Now create the index. Take 26 cards and write the letters of the alphabet in the upper-right corner. These are index cards. We’ll index the cards we created earlier. On card A, write:
- Arts and Humanities: “1000”
- Applied Arts and Sciences: “5000”

Now on C, add:
- Social Sciences: “2000”
- Natural Sciences: “3000”
- Formal Sciences: “4000”
Place these cards in front of the main cards. Use one card vertically as a divider.

Another card type is the bibliographic card. As an example, I’ll use Thinking, Fast and Slow.
On another card I wrote the book title at the top, the author and publication year in the center, and in the upper-right corner the author’s last name, a slash (/), and a short tag for the work, like thinkingfastslow.

You can make bibliographic cards for any source you like: books, talks, interviews, articles, and so on. The idea is to put ideas that caught your attention behind that card, and only move the strongest ideas into the main card box.
I want to add to the zettelkasten a passage about the “law of small numbers.” Behind the bibliographic card I note the page and a short description—in this case “law of small numbers.”

Now I transcribe the passage onto another card.

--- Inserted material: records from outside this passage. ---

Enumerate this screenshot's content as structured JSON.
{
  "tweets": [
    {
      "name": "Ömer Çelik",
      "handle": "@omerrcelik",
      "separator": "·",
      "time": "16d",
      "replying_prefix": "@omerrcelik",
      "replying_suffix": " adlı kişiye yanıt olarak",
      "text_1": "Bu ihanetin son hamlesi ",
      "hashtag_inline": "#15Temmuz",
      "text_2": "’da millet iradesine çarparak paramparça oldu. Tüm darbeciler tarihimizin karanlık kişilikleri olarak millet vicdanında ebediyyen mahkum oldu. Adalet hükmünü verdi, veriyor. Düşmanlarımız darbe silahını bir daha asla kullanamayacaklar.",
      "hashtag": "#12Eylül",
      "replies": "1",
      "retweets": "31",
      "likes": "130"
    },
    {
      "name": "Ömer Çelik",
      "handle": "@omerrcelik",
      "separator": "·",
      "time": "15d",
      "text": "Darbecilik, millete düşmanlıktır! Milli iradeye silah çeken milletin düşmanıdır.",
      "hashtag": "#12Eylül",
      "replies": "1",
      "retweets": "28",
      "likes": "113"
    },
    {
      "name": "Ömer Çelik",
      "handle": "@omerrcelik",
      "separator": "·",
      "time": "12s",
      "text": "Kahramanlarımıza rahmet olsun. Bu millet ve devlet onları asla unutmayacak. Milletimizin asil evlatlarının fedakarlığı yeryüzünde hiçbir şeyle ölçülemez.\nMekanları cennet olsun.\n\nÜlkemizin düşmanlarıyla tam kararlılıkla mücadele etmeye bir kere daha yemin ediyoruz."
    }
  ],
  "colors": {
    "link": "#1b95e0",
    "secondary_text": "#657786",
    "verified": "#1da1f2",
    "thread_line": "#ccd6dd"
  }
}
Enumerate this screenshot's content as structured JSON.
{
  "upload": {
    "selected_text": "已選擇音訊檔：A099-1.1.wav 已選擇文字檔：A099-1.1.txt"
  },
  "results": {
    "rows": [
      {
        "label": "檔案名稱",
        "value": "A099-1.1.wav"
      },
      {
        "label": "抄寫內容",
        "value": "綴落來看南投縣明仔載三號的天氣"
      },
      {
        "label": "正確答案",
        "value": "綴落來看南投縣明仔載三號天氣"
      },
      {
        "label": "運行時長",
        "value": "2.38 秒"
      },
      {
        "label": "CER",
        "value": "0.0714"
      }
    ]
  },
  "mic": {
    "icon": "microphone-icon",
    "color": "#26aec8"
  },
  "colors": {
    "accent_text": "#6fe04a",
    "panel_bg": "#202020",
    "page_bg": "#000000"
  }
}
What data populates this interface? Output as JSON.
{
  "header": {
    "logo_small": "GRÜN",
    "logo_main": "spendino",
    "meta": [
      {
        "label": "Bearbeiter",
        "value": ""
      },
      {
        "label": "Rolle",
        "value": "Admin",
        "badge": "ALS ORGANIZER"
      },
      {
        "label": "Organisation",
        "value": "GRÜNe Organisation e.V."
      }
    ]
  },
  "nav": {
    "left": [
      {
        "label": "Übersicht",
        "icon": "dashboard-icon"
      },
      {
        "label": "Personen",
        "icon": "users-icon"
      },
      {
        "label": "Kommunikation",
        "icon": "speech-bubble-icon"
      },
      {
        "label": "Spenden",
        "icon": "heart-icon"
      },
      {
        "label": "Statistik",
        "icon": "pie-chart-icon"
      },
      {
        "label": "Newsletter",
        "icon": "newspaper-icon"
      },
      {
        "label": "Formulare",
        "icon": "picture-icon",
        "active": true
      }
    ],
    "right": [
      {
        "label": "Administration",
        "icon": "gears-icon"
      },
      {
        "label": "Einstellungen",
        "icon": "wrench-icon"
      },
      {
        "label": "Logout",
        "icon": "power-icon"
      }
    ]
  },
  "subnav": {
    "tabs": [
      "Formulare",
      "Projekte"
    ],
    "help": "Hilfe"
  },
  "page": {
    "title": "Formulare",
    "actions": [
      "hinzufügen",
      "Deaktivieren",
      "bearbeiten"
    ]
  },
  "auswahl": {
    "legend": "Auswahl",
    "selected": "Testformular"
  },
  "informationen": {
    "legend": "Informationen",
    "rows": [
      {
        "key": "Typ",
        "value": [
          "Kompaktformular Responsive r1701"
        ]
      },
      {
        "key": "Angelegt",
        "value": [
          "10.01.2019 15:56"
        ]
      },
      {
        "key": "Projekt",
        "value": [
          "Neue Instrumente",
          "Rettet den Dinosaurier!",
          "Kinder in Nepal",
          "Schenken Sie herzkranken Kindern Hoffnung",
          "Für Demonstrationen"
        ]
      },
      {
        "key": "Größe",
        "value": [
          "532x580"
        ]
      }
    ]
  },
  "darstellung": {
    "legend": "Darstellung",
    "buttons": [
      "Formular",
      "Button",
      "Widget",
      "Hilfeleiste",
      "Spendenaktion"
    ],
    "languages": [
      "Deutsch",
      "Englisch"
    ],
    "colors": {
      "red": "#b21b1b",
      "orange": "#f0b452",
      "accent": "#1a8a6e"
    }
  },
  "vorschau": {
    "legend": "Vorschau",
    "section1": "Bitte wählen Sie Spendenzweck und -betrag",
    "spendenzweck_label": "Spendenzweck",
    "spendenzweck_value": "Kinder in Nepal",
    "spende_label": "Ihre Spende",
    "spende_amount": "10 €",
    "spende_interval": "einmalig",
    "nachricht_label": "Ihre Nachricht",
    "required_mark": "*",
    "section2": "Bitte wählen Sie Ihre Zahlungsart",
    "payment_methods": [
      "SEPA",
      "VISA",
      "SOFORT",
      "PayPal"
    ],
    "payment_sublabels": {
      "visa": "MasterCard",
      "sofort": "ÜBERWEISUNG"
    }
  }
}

Now I file the card in the system. I chose a category under “Social Systems” called “Psychology” with number 2700, and a subcategory “Cognitive bias” with 2790. This topic interests me but isn’t tightly tied to my work or something I plan to publish about, so this level of detail is enough. If it were work-critical, highly impactful, or something I wanted to write about, I might categorize more finely—or let cards accumulate and file them later.
I write the address “2790/1” in the upper-right corner.

In the lower-left corner I write “b. Kahneman/thinkingfastslow 151”.

I add index entries for “Psychology” and “Cognitive bias.”